Idomeni Camp is suitable to house 1,500 refugees, but an estimated 13,000 people lived there during the period in which the minors lodged. Additionally, the minors complained that there was little to no sanitation. Precedent in the European Court of Human Rights establishes that countries are required to aid unaccompanied foreign minors, and that the migrant’s fragile status as a minor supersedes their status as an illegal immigrant. Therefore, The ECHR unanimously found that Greece was in violation of Article 3 because the four unaccompanied minor refugees were subject to inhumane conditions “unfit to their age and circumstances” and required Greece to pay the petitioners 6,000 euros each.

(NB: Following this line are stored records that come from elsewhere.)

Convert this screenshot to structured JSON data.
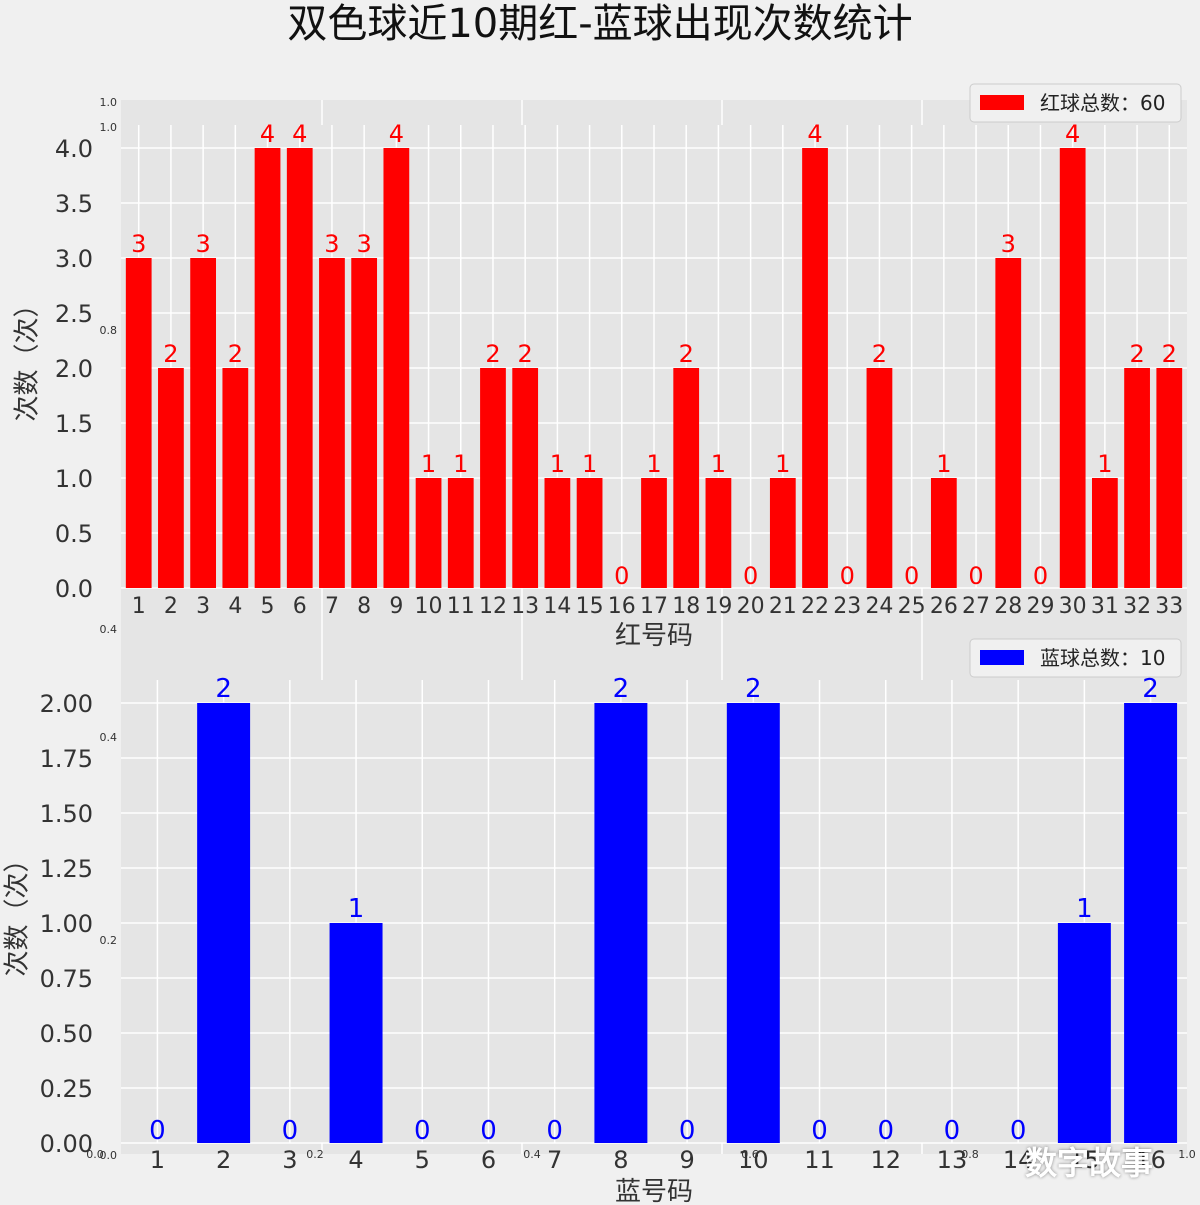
{
  "figure": {
    "title": "双色球近10期红-蓝球出现次数统计",
    "watermark": "数字故事",
    "underlay_ticks": {
      "y_labels": [
        "1.0",
        "1.0",
        "0.8",
        "0.4",
        "0.4",
        "0.2",
        "0.0"
      ],
      "x_labels": [
        "0.0",
        "0.2",
        "0.4",
        "0.6",
        "0.8",
        "1.0"
      ]
    }
  },
  "chart_data": [
    {
      "type": "bar",
      "color": "#ff0000",
      "categories": [
        "1",
        "2",
        "3",
        "4",
        "5",
        "6",
        "7",
        "8",
        "9",
        "10",
        "11",
        "12",
        "13",
        "14",
        "15",
        "16",
        "17",
        "18",
        "19",
        "20",
        "21",
        "22",
        "23",
        "24",
        "25",
        "26",
        "27",
        "28",
        "29",
        "30",
        "31",
        "32",
        "33"
      ],
      "series": [
        {
          "name": "红球总数：60",
          "values": [
            3,
            2,
            3,
            2,
            4,
            4,
            3,
            3,
            4,
            1,
            1,
            2,
            2,
            1,
            1,
            0,
            1,
            2,
            1,
            0,
            1,
            4,
            0,
            2,
            0,
            1,
            0,
            3,
            0,
            4,
            1,
            2,
            2
          ]
        }
      ],
      "xlabel": "红号码",
      "ylabel": "次数（次）",
      "yticks": [
        "0.0",
        "0.5",
        "1.0",
        "1.5",
        "2.0",
        "2.5",
        "3.0",
        "3.5",
        "4.0"
      ],
      "ylim": [
        0,
        4.2
      ],
      "grid": true,
      "legend": "top-right"
    },
    {
      "type": "bar",
      "color": "#0000ff",
      "categories": [
        "1",
        "2",
        "3",
        "4",
        "5",
        "6",
        "7",
        "8",
        "9",
        "10",
        "11",
        "12",
        "13",
        "14",
        "15",
        "16"
      ],
      "series": [
        {
          "name": "蓝球总数：10",
          "values": [
            0,
            2,
            0,
            1,
            0,
            0,
            0,
            2,
            0,
            2,
            0,
            0,
            0,
            0,
            1,
            2
          ]
        }
      ],
      "xlabel": "蓝号码",
      "ylabel": "次数（次）",
      "yticks": [
        "0.00",
        "0.25",
        "0.50",
        "0.75",
        "1.00",
        "1.25",
        "1.50",
        "1.75",
        "2.00"
      ],
      "ylim": [
        0,
        2.1
      ],
      "grid": true,
      "legend": "top-right"
    }
  ]
}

Importantly, the Idomeni Camp was set up by refugees, and Greece itself had no legal authority over the region. However, the court maintained that Greece had not done enough work to alleviate the humanitarian crisis happening within its borders. The complaints against all other countries were deemed manifestly ill-founded.

==== Medical care in Idomeni Refugee Camp ====
During October 2015, 211,180 refugees passed through Idomeni, 22% of which were children. NGO Médecins Du Monde oversaw all medical treatment in the camp, as the camp did not receive governmental support. Following a multitrauma injury to an eight-year-old child in the camp, several shortcomings in the medical facilities were uncovered. Most notably:

- There was no emergency trauma kit
- The oxygen tank was empty
- There was no backup device for fluid resuscitation if veins were inaccessible for an IV
- There was no pediatric cuff for the blood pressure reader
- There were no IV antibiotics on-site.

Although the camp identified and has begun to rectify these failures, the under-supported medical staff leaves the camp volatile.